Public History on Private Equity
According to the most recent Global Alternatives Survey by Towers Watson, private equity managers currently control 22 percent of the alternative investments market. This puts them in a strong position, behind the big leader, real estate, at 35 percent, but ahead of hedge funds, which control 21 percent of the market.
While most private equity firms shared concerns at the beginning of 2012, conditions are markedly better 7 months in. Recently, leading PE consultant Bain & Company released their Global Private Equity Report 2012 which explores and outlines the current state of the PE market. While 2011 presented some adverse market conditions 2012 has, lately, shown some very positive ones.
Of course, the market is still in transition. Before the 2008 financial crisis, PE firms benefited from highly liquid leveraged loan markets, which broadened intra-firm strategy options and allowed for optimized returns.
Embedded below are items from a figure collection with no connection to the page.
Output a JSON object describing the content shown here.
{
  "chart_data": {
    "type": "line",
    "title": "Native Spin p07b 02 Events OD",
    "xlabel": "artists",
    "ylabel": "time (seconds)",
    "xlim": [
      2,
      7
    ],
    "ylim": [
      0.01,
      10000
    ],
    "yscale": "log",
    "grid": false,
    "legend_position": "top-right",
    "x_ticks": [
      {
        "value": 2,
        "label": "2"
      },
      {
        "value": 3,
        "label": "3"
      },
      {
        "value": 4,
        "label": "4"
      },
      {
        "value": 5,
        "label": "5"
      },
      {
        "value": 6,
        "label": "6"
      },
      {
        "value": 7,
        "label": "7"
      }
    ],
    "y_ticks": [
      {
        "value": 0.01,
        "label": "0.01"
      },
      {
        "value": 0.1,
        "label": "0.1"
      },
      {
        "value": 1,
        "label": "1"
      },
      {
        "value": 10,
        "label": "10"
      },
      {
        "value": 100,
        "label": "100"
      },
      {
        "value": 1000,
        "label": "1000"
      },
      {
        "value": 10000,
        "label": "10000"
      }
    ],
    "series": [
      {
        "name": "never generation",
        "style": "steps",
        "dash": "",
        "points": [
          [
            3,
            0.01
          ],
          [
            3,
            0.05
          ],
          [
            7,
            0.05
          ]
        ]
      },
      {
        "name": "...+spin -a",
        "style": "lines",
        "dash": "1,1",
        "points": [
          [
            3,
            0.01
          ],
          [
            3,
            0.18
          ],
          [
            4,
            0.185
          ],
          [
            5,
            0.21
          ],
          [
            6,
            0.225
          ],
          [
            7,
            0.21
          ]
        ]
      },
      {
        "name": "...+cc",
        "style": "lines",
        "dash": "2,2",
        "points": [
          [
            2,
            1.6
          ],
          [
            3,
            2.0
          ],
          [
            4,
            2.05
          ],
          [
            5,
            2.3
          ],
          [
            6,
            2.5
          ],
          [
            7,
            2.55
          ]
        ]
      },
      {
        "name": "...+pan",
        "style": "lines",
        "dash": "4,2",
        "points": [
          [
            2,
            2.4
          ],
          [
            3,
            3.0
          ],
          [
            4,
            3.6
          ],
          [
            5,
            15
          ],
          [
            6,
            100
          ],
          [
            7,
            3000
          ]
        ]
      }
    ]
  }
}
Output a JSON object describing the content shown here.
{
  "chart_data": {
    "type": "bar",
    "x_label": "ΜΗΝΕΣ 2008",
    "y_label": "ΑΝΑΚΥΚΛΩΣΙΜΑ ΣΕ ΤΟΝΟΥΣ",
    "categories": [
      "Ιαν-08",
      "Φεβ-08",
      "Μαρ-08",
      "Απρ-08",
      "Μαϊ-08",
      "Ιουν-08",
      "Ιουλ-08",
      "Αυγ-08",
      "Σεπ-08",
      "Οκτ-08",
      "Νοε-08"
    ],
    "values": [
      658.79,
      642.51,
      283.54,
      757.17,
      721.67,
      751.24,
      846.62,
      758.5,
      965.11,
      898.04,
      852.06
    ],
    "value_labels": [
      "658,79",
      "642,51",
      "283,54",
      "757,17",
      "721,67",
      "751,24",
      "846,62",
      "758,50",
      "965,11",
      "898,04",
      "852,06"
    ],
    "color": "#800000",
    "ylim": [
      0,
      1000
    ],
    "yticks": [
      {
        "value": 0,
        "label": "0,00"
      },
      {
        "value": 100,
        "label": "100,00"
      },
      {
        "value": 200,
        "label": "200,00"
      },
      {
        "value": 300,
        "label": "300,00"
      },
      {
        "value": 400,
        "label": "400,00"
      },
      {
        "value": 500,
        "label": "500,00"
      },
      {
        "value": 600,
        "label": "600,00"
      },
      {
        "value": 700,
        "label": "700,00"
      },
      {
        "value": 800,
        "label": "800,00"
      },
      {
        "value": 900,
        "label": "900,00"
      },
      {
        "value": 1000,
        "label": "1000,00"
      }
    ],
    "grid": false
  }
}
All of this came to a halt after the crisis with little sign that those levels would be seen again. As such credit is still hard to come by relative to 2007, with some lenders withdrawing from the PE market entirely. On the other end, the initial public offering market is stunted by its private equity dependence, which discourages fund managers from getting involved entirely. The fact that an IPO like Facebook’s can flop has caused a general air of caution in the market. Still, as early as 2010, the value and volume of European buyouts started to increase and initial public offering markets are still cautiously taking on larger assets with proven sales and revenue.
More dangerous is that private equity investments take place in a few privileged firms, which in some cases have their own distinct hiring rings you may or may not be a part of. Sixty-eight percent of all capital invested in private equity goes to the top ten private equity managers. More importantly, the Towers Watson survey points out that most of this money is held by North American managers rather than those in other parts of the world.
Slim Pickings
What we see then is that, even though there’s slow growth in private equity, it’s consumed by a few big firms which means even fewer job opportunities. Why? Part of synergy in big business requires cutting back redundant staffing, so increased unemployment happens not only as small companies shrink, but also as big companies grow. As such, senior analysts become junior analysts, and eventually those fired are looking for new jobs – usually another step down the ladder.
Although it is slow right now breaking into private equity is possible. As always, show your strengths and your industry specializations, and give the employer something unique that puts you in the best position to analyze that industry. Good luck!